Op grond van haar onderzoek overweegt en beslist de beroepscommissie als volgt.

1. De inhoud van de bestreden beslissing
De selectiefunctionaris heeft klagers verzoek tot overplaatsing naar de gevangenis Lelystad afgewezen.

2. De feiten
Klager is sedert 12 juli 2003 gedetineerd. Hij verblijft in de gevangenis Grave.

3. De standpunten
3.1. Klager heeft het beroep als volgt toegelicht.
Klager wil graag worden overgeplaatst omdat hij in Grave vijanden heeft, die hij elke dag ziet en tegenkomt. Klager heeft dit niet in het oorspronkelijke verzoek om overplaatsing vermeld omdat hij andere redenen had voor die overplaatsing. Die
overplaatsingsredenen waren kennelijk niet voldoende voor de selectiefunctionaris.

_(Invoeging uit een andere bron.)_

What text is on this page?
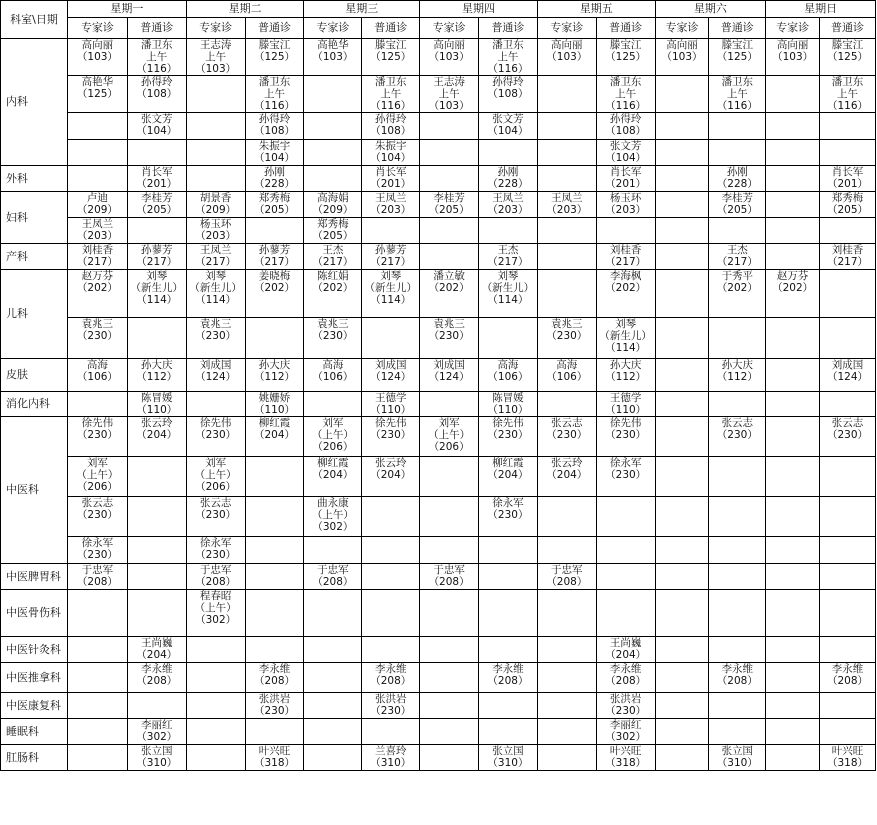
科室\日期	星期一		星期二		星期三		星期四		星期五		星期六		星期日	
	专家诊	普通诊	专家诊	普通诊	专家诊	普通诊	专家诊	普通诊	专家诊	普通诊	专家诊	普通诊	专家诊	普通诊
内科	高向丽
（103）	潘卫东
上午
（116）	王志涛
上午
（103）	滕宝江
（125）	高艳华
（103）	滕宝江
（125）	高向丽
（103）	潘卫东
上午
（116）	高向丽
（103）	滕宝江
（125）	高向丽
（103）	滕宝江
（125）	高向丽
（103）	滕宝江
（125）

	高艳华
（125）	孙得玲
（108）		潘卫东
上午
（116）		潘卫东
上午
（116）	王志涛
上午
（103）	孙得玲
（108）		潘卫东
上午
（116）		潘卫东
上午
（116）		潘卫东
上午
（116）

		张文芳
（104）		孙得玲
（108）		孙得玲
（108）		张文芳
（104）		孙得玲
（108）				

				朱振宇
（104）		朱振宇
（104）				张文芳
（104）				

外科		肖长军
（201）		孙刚
（228）		肖长军
（201）		孙刚
（228）		肖长军
（201）		孙刚
（228）		肖长军
（201）

妇科	卢迪
（209）	李桂芳
（205）	胡景香
（209）	郑秀梅
（205）	高海娟
（209）	王凤兰
（203）	李桂芳
（205）	王凤兰
（203）	王凤兰
（203）	杨玉环
（203）		李桂芳
（205）		郑秀梅
（205）

	王凤兰
（203）		杨玉环
（203）		郑秀梅
（205）									

产科	刘桂香
（217）	孙蓼芳
（217）	王凤兰
（217）	孙蓼芳
（217）	王杰
（217）	孙蓼芳
（217）		王杰
（217）		刘桂香
（217）		王杰
（217）		刘桂香
（217）

儿科	赵万芬
（202）	刘琴
（新生儿）
（114）	刘琴
（新生儿）
（114）	姜晓梅
（202）	陈红娟
（202）	刘琴
（新生儿）
（114）	潘立敏
（202）	刘琴
（新生儿）
（114）		李海枫
（202）		于秀平
（202）	赵万芬
（202）	

	袁兆三
（230）		袁兆三
（230）		袁兆三
（230）		袁兆三
（230）		袁兆三
（230）	刘琴
（新生儿）
（114）				

皮肤	高海
（106）	孙大庆
（112）	刘成国
（124）	孙大庆
（112）	高海
（106）	刘成国
（124）	刘成国
（124）	高海
（106）	高海
（106）	孙大庆
（112）		孙大庆
（112）		刘成国
（124）

消化内科		陈冒媛
（110）		姚姗娇
（110）		王德学
（110）		陈冒媛
（110）		王德学
（110）				

中医科	徐先伟
（230）	张云玲
（204）	徐先伟
（230）	柳红霞
（204）	刘军
（上午）
（206）	徐先伟
（230）	刘军
（上午）
（206）	徐先伟
（230）	张云志
（230）	徐先伟
（230）		张云志
（230）		张云志
（230）

	刘军
（上午）
（206）		刘军
（上午）
（206）		柳红霞
（204）	张云玲
（204）		柳红霞
（204）	张云玲
（204）	徐永军
（230）				

	张云志
（230）		张云志
（230）		曲永康
（上午）
（302）			徐永军
（230）						

	徐永军
（230）		徐永军
（230）											

中医脾胃科	于忠军
（208）		于忠军
（208）		于忠军
（208）		于忠军
（208）		于忠军
（208）					

中医骨伤科			程春昭
（上午）
（302）											

中医针灸科		王尚巍
（204）								王尚巍
（204）				

中医推拿科		李永维
（208）		李永维
（208）		李永维
（208）		李永维
（208）		李永维
（208）		李永维
（208）		李永维
（208）

中医康复科				张洪岩
（230）		张洪岩
（230）				张洪岩
（230）				

睡眠科		李丽红
（302）								李丽红
（302）				

肛肠科		张立国
（310）		叶兴旺
（318）		兰喜玲
（310）		张立国
（310）		叶兴旺
（318）		张立国
（310）		叶兴旺
（318）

3.2. De selectiefunctionaris heeft de afwijzing van genoemd verzoek als volgt toegelicht.
Klager heeft om overplaatsing verzocht naar de gevangenis Lelystad omdat zijn kinderen hem in Grave onvoldoende regelmatig kunnen bezoeken. Klager verbleef ten tijde van de behandeling van het verzoek om overplaatsing ongeveer acht maanden in Grave.
Beleid is om overplaatsingsverzoeken van langgestrafte gedetineerden niet binnen het jaar te honoreren, tenzij er aanwijsbare redenen voor zijn. Klager verbleef eerder in de penitentiaire inrichtingen Rijnmond in Rotterdam en heeft toen om
bezoektechnische redenen verzocht om overplaatsing naar de locatie De IJssel. De vraag is of de bezoekproblemen nu reden moeten zijn voor een overplaatsing. De directeur van de gevangenis Grave heeft twijfels over die bezoekproblematiek en hij
stelt dat het maar de vraag is of klagers kinderen, gelet op de aard van het door klager gepleegde delict, hem elders wel zullen bezoeken. Klager heeft vervolgens aangevoerd dat hij in de gevangenis Grave vijanden zou hebben, die hem het leven zuur
zouden maken. Bij navraag bij de gevangenis Grave bleek dit niet juist te zijn. Nu het overplaatsingsverzoek en het beroep onvoldoende zijn onderbouwd, ziet de selectiefunctionaris (vooralsnog) geen aanleiding voor een andere beslissing.

4. De beoordeling
Klager heeft in beroep aangevoerd dat hij in aanmerking zou moeten komen voor een overplaatsing naar de gevangenis Lelystad omdat hij in de gevangenis Grave vijanden zou hebben die hij daar met regelmaat tegen zou komen. Klager heeft die stelling niet
nader feitelijk onderbouwd terwijl een en ander ook niet aannemelijk wordt uit de inhoud van het selectieadvies van de directeur van de gevangenis Grave. Met betrekking tot de oorspronkelijke reden voor het overplaatsingsverzoek, betere
bezoekfaciliteiten voor zijn kinderen, heeft klager in beroep in het geheel geen nadere gronden of informatie naar voren gebracht. Het vorenstaande maakt dat klager zijn beroep onvoldoende feitelijk heeft onderbouwd. Dat maakt dat de op de onder 3.2
genoemde gronden gebaseerde beslissing van de selectiefunctionaris, bij afweging van alle in aanmerking komende belangen, niet onredelijk of onbillijk kan worden geacht. Het beroep zal daarom ongegrond worden verklaard.

5. De uitspraak
De beroepscommissie verklaart het beroep ongegrond.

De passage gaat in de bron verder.